1959, im vorletzten offiziellen Band seiner Dogmatik (vgl. § 71), wird die Vocatio, die Berufung, von ihrer Wichtigkeit her auf dieselbe Ebene gestellt wie die Rechtfertigung und die Heiligung. Die Berufung bezeichnet diese Bedingung der menschlichen Existenz im Angesicht Gottes: Gott ruft den Menschen (Berufung) und der Mensch existiert in seiner Antwort darauf (Beruf).

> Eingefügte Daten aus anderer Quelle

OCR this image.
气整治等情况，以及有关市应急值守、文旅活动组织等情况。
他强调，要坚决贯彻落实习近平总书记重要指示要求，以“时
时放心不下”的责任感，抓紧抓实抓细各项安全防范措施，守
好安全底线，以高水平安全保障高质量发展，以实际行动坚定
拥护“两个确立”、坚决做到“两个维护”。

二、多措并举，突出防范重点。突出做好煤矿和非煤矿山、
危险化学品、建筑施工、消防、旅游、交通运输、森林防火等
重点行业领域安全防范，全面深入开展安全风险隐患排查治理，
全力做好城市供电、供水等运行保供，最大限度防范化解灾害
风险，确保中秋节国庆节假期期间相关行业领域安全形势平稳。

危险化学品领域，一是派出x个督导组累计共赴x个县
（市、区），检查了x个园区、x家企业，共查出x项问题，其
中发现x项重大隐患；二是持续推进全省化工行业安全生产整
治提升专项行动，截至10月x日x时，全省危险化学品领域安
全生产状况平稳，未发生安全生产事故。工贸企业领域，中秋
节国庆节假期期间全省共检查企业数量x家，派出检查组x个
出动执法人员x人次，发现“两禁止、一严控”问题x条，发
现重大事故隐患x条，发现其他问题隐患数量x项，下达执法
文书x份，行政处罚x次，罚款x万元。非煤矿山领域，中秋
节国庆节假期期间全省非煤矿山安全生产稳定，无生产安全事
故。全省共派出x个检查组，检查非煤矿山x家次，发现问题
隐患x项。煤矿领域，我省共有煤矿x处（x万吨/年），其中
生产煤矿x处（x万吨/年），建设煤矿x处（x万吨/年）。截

Der Beruf umfasst mehr als Arbeit im Sinne von Anstellung oder Beschäftigung. Doch diese gehören auch mit dazu und bestimmen weitgehend dessen Wahrnehmung. Die theologische Ernsthaftigkeit, mit der Karl Barth sich mit dem Begriff der Arbeit auseinandersetzt, sollte auch uns dazu bewegen, klare und deutliche Worte zur heutigen Situation im Erwerbsleben zu äussern; über das Entfremdende, das es hat, doch vor allem auch über den verborgenen und lebendigen Dienst, der ihm innewohnt und über die nicht anerkannten, kreativen und innovativen Berufe, die ein indirektes – doch insgeheim direktes – Zeugnis ablegen von dem, der sich selber zum Diener gemacht hat.